Кто-то, балуясь, развлекался тем, что вел затейливый разговор с лесным звонким эхом:

– Кто съел плод с древа-а-а-а? – кричал молодой сильный бас. И откуда-то издали удивительный голос природы, не задумываясь, отвечал, чуть раскатывая повторенные гласные:

– Ева-а-а…

Шерстобитов сказал Большакову:

– А спросить бы еще: кто из нас дошагает до Шпрее? И когда? Я, быть может, полжизни бы отдал за этот секрет.

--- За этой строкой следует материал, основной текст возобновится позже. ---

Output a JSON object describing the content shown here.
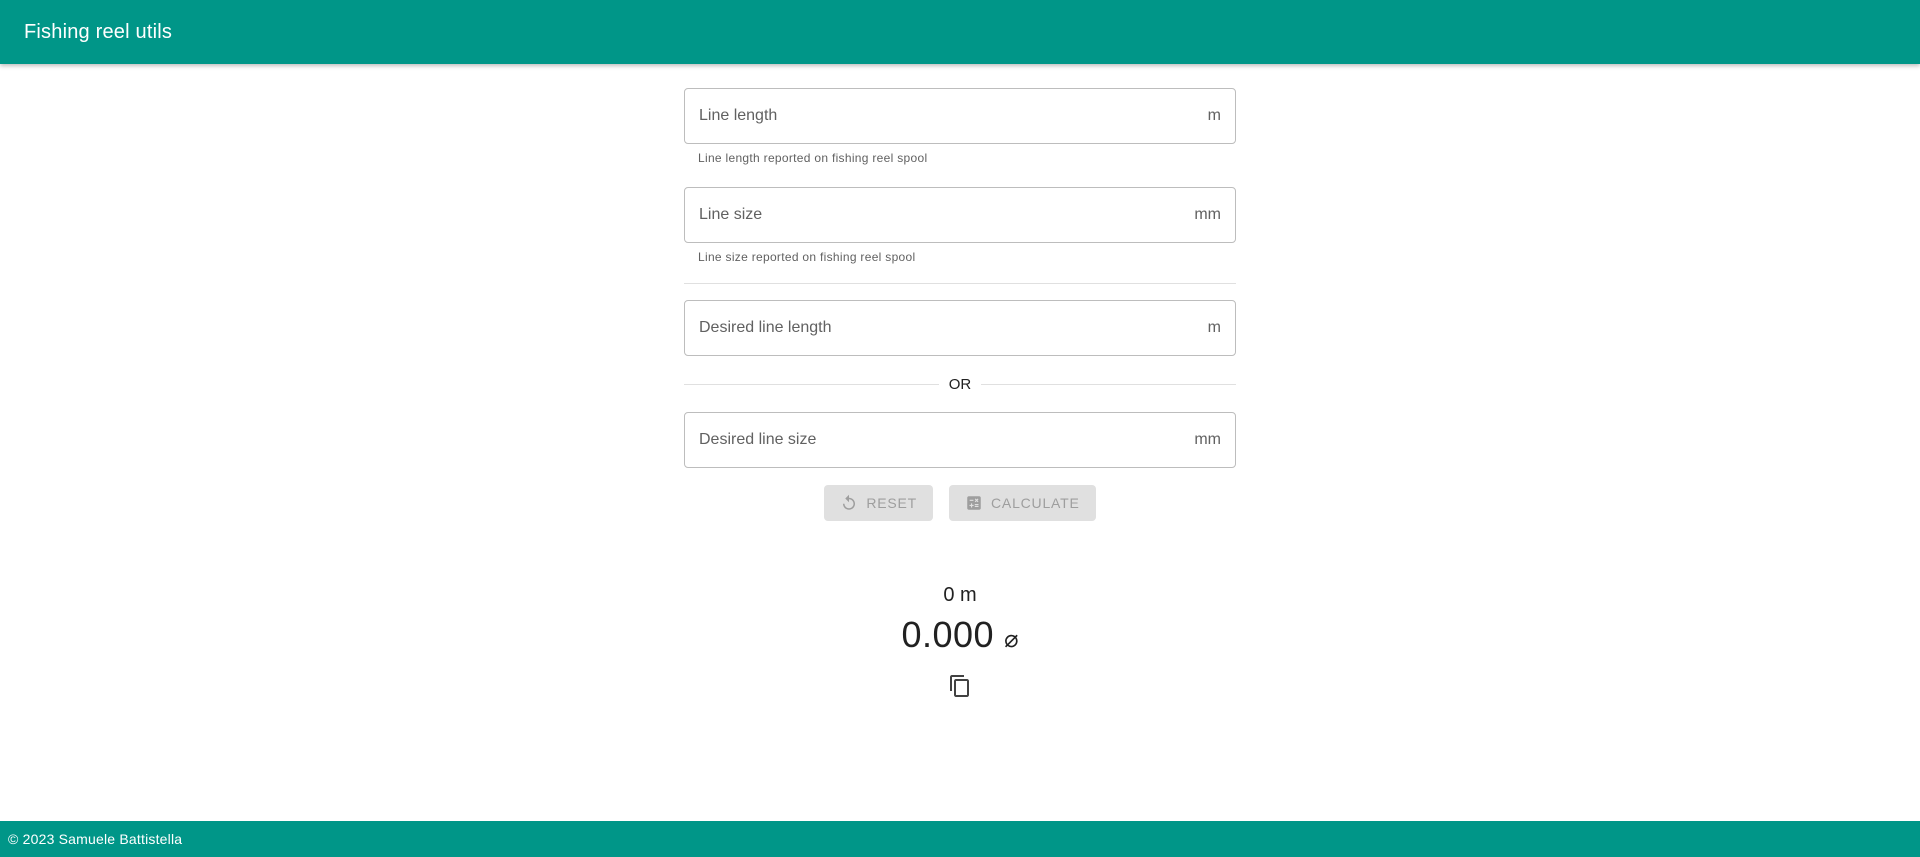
{
  "app": {
    "title": "Fishing reel utils"
  },
  "form": {
    "line_length": {
      "placeholder": "Line length",
      "value": "",
      "suffix": "m",
      "hint": "Line length reported on fishing reel spool"
    },
    "line_size": {
      "placeholder": "Line size",
      "value": "",
      "suffix": "mm",
      "hint": "Line size reported on fishing reel spool"
    },
    "desired_line_length": {
      "placeholder": "Desired line length",
      "value": "",
      "suffix": "m"
    },
    "separator_label": "OR",
    "desired_line_size": {
      "placeholder": "Desired line size",
      "value": "",
      "suffix": "mm"
    }
  },
  "actions": {
    "reset_label": "RESET",
    "reset_icon": "reset-icon",
    "calculate_label": "CALCULATE",
    "calculate_icon": "calculator-icon"
  },
  "result": {
    "length": "0 m",
    "size": "0.000",
    "size_symbol": "⌀",
    "copy_icon": "copy-icon"
  },
  "footer": {
    "copyright": "© 2023 Samuele Battistella"
  },
  "colors": {
    "primary": "#009688",
    "disabled_button_bg": "#e0e0e0",
    "disabled_button_text": "#9e9e9e"
  }
}
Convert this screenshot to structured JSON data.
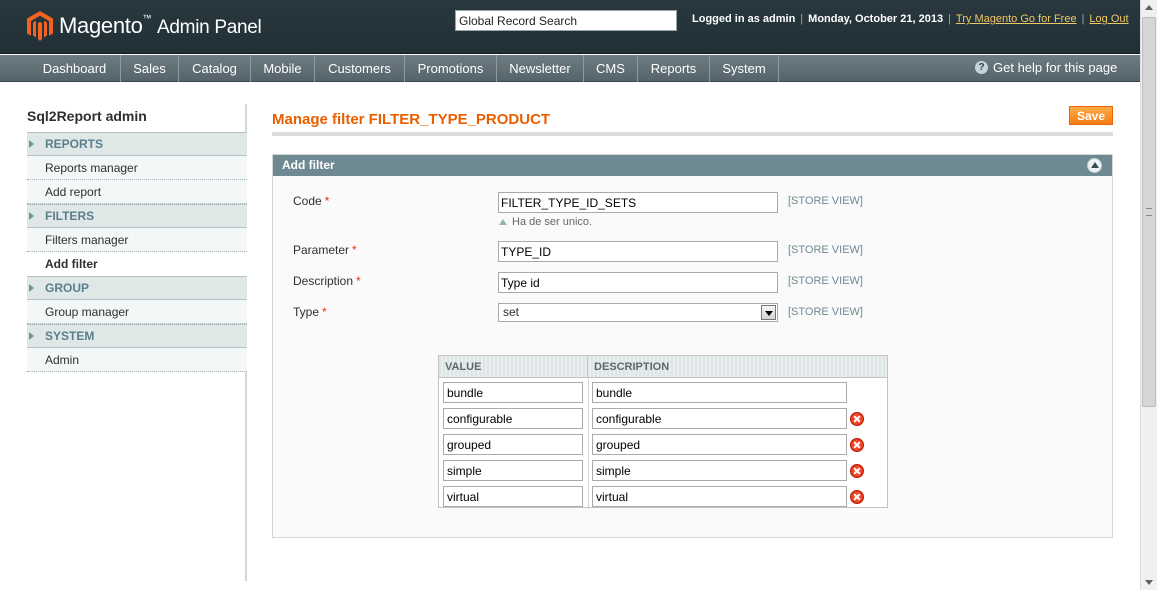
{
  "header": {
    "brand": "Magento",
    "brand_tm": "™",
    "brand_sub": "Admin Panel",
    "search_value": "Global Record Search",
    "logged_in": "Logged in as admin",
    "date": "Monday, October 21, 2013",
    "try_link": "Try Magento Go for Free",
    "logout_link": "Log Out",
    "separator": "|"
  },
  "nav": {
    "items": [
      "Dashboard",
      "Sales",
      "Catalog",
      "Mobile",
      "Customers",
      "Promotions",
      "Newsletter",
      "CMS",
      "Reports",
      "System"
    ],
    "help_label": "Get help for this page",
    "help_glyph": "?"
  },
  "sidebar": {
    "title": "Sql2Report admin",
    "sections": [
      {
        "label": "REPORTS",
        "items": [
          "Reports manager",
          "Add report"
        ]
      },
      {
        "label": "FILTERS",
        "items": [
          "Filters manager",
          "Add filter"
        ]
      },
      {
        "label": "GROUP",
        "items": [
          "Group manager"
        ]
      },
      {
        "label": "SYSTEM",
        "items": [
          "Admin"
        ]
      }
    ],
    "active_item": "Add filter"
  },
  "main": {
    "page_title": "Manage filter FILTER_TYPE_PRODUCT",
    "save_label": "Save",
    "fieldset_title": "Add filter",
    "required_mark": "*",
    "fields": {
      "code": {
        "label": "Code",
        "value": "FILTER_TYPE_ID_SETS",
        "scope": "[STORE VIEW]",
        "note": "Ha de ser unico."
      },
      "parameter": {
        "label": "Parameter",
        "value": "TYPE_ID",
        "scope": "[STORE VIEW]"
      },
      "description": {
        "label": "Description",
        "value": "Type id",
        "scope": "[STORE VIEW]"
      },
      "type": {
        "label": "Type",
        "value": "set",
        "scope": "[STORE VIEW]"
      }
    },
    "options_grid": {
      "headers": [
        "VALUE",
        "DESCRIPTION"
      ],
      "rows": [
        {
          "value": "bundle",
          "description": "bundle",
          "deletable": false
        },
        {
          "value": "configurable",
          "description": "configurable",
          "deletable": true
        },
        {
          "value": "grouped",
          "description": "grouped",
          "deletable": true
        },
        {
          "value": "simple",
          "description": "simple",
          "deletable": true
        },
        {
          "value": "virtual",
          "description": "virtual",
          "deletable": true
        }
      ]
    }
  },
  "colors": {
    "accent": "#eb5e00",
    "header_bg": "#29383f",
    "nav_bg": "#5f6e74",
    "fieldset_head": "#6f8992",
    "sidebar_section_text": "#5b7f8c",
    "link": "#eec866",
    "delete": "#d9280a"
  }
}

А Сергей усмехнулся с привычной иронией.

– Не ответит. Военная тайна!

И они постояли, разглядывая из-за кустарников купающихся, бегающих и прыгающих бойцов, отдыхавших на солнце, как в мирное время, бездумно, спокойно.

– А пошли, Мптрофаныч, и мы с тобой тоже купнемся, – предложил вдруг Сергей и взял Шерстобитова за рукав, потянул было к речке.

– Нет, я не пойду, – отшатнулся полковник. – Я вообще туда, вниз, не пойду. Пусть ребята резвятся. Зачем им мешать?

– Ну а я искупаюсь.

– Купайся, добро.

И Сергей повернулся, с разгона помчался к реке. А полковник кивнул адъютанту, чтобы тот промолчал и не подал бы знака о его командирском присутствии здесь, на лугу; повернулся и скрылся в неряшливо-сером ольшанике. Ведь пройди он по берегу – враз движение этих скачущих тел, просто так, без команды, и то остановится, все замрет, потускнеет. Даже тот лейтенантик, что одетый сидит под ракитой, задумчивый, и стругает красивую палочку ножичком, тоже вскочит немедля, застегнет воротник и, печатая шаг по траве, заспешит доложить о своей отдыхающей роте… И хотя Шерстобитов тотчас же прикажет: «Вольно, вольно!» – потому что во время купания не докладывают и команд сторожащихся не подают – все равно так случится, он-то знает!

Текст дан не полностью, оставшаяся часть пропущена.